ストロベリームーン
腕時計の謎
璃々子はコンビニの前に立っていた。
世那から教えてもらったのはいいが、今晩このコンビニで蓮が働いているかどうかは分からない。
それでも璃々子は迷うことなく突き進んだ。
たりらりらり〜ん、らりらんらん。
璃々子の気迫を削ぐような音が鳴る。
まずレジの方を見る。
白髪混じりの男性店員と目が合った。
そんなつもりはないが、睨みつけてしまったのだろうか、店員の男は一瞬驚いたような顔をしすぐに璃々子から目を逸らした。
ちらほらいる店内の客の中からコンビニの制服を探す。
おにぎりを補充している後ろ姿に目を見張るが、丸っこい小さな背中ですぐに蓮でないことが分かる。

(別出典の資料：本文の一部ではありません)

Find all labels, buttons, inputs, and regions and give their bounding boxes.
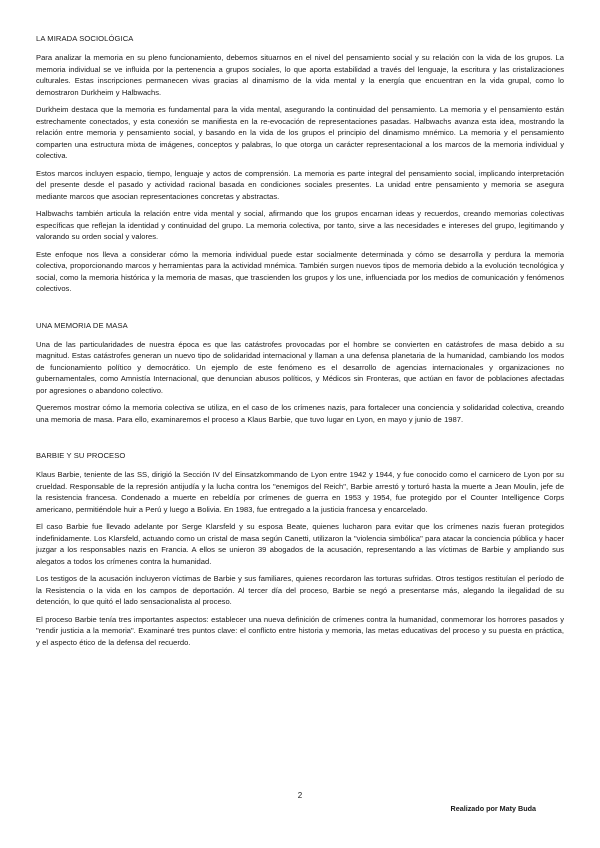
section-heading: BARBIE Y SU PROCESO — [36, 451, 126, 460]
section-mirada-sociologica — [36, 34, 564, 295]
section-spacer — [36, 301, 564, 321]
paragraph: Klaus Barbie, teniente de las SS, dirigió la Sección IV del Einsatzkommando de Lyon entre 1942 y 1944, y fue conocido como el carnicero de Lyon por su crueldad. Responsable de la represión antijudía y la lucha contra los "enemigos del Reich", Barbie arrestó y torturó hasta la muerte a Jean Moulin, jefe de la resistencia francesa. Condenado a muerte en rebeldía por crímenes de guerra en 1953 y 1954, fue protegido por el Counter Intelligence Corps americano, permitiéndole huir a Perú y luego a Bolivia. En 1983, fue entregado a la justicia francesa y encarcelado. — [36, 470, 564, 514]
paragraph: Estos marcos incluyen espacio, tiempo, lenguaje y actos de comprensión. La memoria es parte integral del pensamiento social, implicando interpretación del presente desde el pasado y actividad racional basada en condiciones sociales presentes. La unidad entre pensamiento y memoria se asegura mediante marcos que asocian representaciones concretas y abstractas. — [36, 168, 564, 201]
section-heading: LA MIRADA SOCIOLÓGICA — [36, 34, 134, 43]
paragraph: Una de las particularidades de nuestra época es que las catástrofes provocadas por el hombre se convierten en catástrofes de masa debido a su magnitud. Estas catástrofes generan un nuevo tipo de solidaridad internacional y llaman a una defensa planetaria de la humanidad, cambiando los modos de funcionamiento político y democrático. Un ejemplo de este fenómeno es el desarrollo de agencias internacionales y organizaciones no gubernamentales, como Amnistía Internacional, que denuncian abusos políticos, y Médicos sin Fronteras, que actúan en favor de poblaciones afectadas por agresiones o abandono colectivo. — [36, 339, 564, 395]
section-spacer — [36, 431, 564, 451]
paragraph: Este enfoque nos lleva a considerar cómo la memoria individual puede estar socialmente determinada y cómo se desarrolla y perdura la memoria colectiva, proporcionando marcos y herramientas para la actividad mnémica. También surgen nuevos tipos de memoria debido a la evolución tecnológica y social, como la memoria histórica y la memoria de masas, que trascienden los grupos y los une, influenciada por los medios de comunicación y fenómenos colectivos. — [36, 249, 564, 293]
paragraph: El proceso Barbie tenía tres importantes aspectos: establecer una nueva definición de crímenes contra la humanidad, conmemorar los horrores pasados y "rendir justicia a la memoria". Examinaré tres puntos clave: el conflicto entre historia y memoria, las metas educativas del proceso y su puesta en práctica, y el aspecto ético de la defensa del recuerdo. — [36, 614, 564, 647]
paragraph: Halbwachs también articula la relación entre vida mental y social, afirmando que los grupos encarnan ideas y recuerdos, creando memorias colectivas específicas que reflejan la identidad y continuidad del grupo. La memoria colectiva, por tanto, sirve a las necesidades e intereses del grupo, legitimando y valorando su orden social y valores. — [36, 209, 564, 241]
paragraph: Queremos mostrar cómo la memoria colectiva se utiliza, en el caso de los crímenes nazis, para fortalecer una conciencia y solidaridad colectiva, creando una memoria de masa. Para ello, examinaremos el proceso a Klaus Barbie, que tuvo lugar en Lyon, en mayo y junio de 1987. — [36, 403, 564, 424]
paragraph: Los testigos de la acusación incluyeron víctimas de Barbie y sus familiares, quienes recordaron las torturas sufridas. Otros testigos restituían el período de la Resistencia o la vida en los campos de deportación. Al tercer día del proceso, Barbie se negó a presentarse más, alegando la ilegalidad de su detención, lo que quitó el lado sensacionalista al proceso. — [36, 574, 564, 606]
paragraph: Para analizar la memoria en su pleno funcionamiento, debemos situarnos en el nivel del pensamiento social y su relación con la vida de los grupos. La memoria individual se ve influida por la pertenencia a grupos sociales, lo que aporta estabilidad a través del lenguaje, la escritura y las cristalizaciones culturales. Estas inscripciones permanecen vivas gracias al dinamismo de la vida mental y la energía que encuentran en la vida grupal, como lo demostraron Durkheim y Halbwachs. — [36, 53, 564, 97]
document-body — [36, 34, 564, 654]
paragraph: Durkheim destaca que la memoria es fundamental para la vida mental, asegurando la continuidad del pensamiento. La memoria y el pensamiento están estrechamente conectados, y esta conexión se manifiesta en la re-evocación de representaciones pasadas. Halbwachs avanza esta idea, mostrando la relación entre memoria y pensamiento social, y basando en la vida de los grupos el principio del dinamismo mnémico. La memoria y el pensamiento comparten una estructura mixta de imágenes, conceptos y palabras, lo que otorga un carácter representacional a los marcos de la memoria individual y colectiva. — [36, 105, 564, 160]
page-number: 2 — [297, 791, 303, 800]
section-barbie-proceso — [36, 451, 564, 648]
section-memoria-de-masa — [36, 321, 564, 426]
paragraph: El caso Barbie fue llevado adelante por Serge Klarsfeld y su esposa Beate, quienes lucharon para evitar que los crímenes nazis fueran protegidos indefinidamente. Los Klarsfeld, actuando como un cristal de masa según Canetti, utilizaron la "violencia simbólica" para atacar la conciencia pública y hacer juzgar a los responsables nazis en Francia. A ellos se unieron 39 abogados de la acusación, representando a las víctimas de Barbie y ampliando sus alegatos a todos los crímenes contra la humanidad. — [36, 522, 564, 566]
section-heading: UNA MEMORIA DE MASA — [36, 320, 128, 330]
author-credit: Realizado por Maty Buda — [450, 804, 536, 813]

店内にいる店員はレジとおにぎりのところにいる2人だけだった。
璃々子は手ぶらでレジに向かった。
さっきの店員は璃々子がやってくるのが分かっているのに、わざと璃々子の方は見ずにこわばった横顔を見せている。
「あの」
璃々子が声をかけると、店員はたった今それに気づいたように顔を向けた。
「いらっしゃいませ」
「あの、ここで最近バイトを始めた神崎蓮という人がいると思うんですが」
そこまで言うと、璃々子は店員の返事を待った。
男は首をかしげる。
「はぁ、すみません。わたしも先週入ったばっかりで」
最近はコンビニやファストフード店、ファミレスなどで働く中高年が目立つ。
それが男性だったりするとその人の経歴を思わず想像して勝手に同情してしまったりもするが、この時ばかりは璃々子は、
この役立たずが!
と心の中で毒づいた。
「誰か他に分かる人います?」
璃々子は何気におにぎりコーナーを振り返る。
「さぁ」
男はもう1人の店員に訊いてくれる様子もなく、首をかしげるだけだった。
そうしているうちにおにぎりの店員は店の裏へとまわってしまった。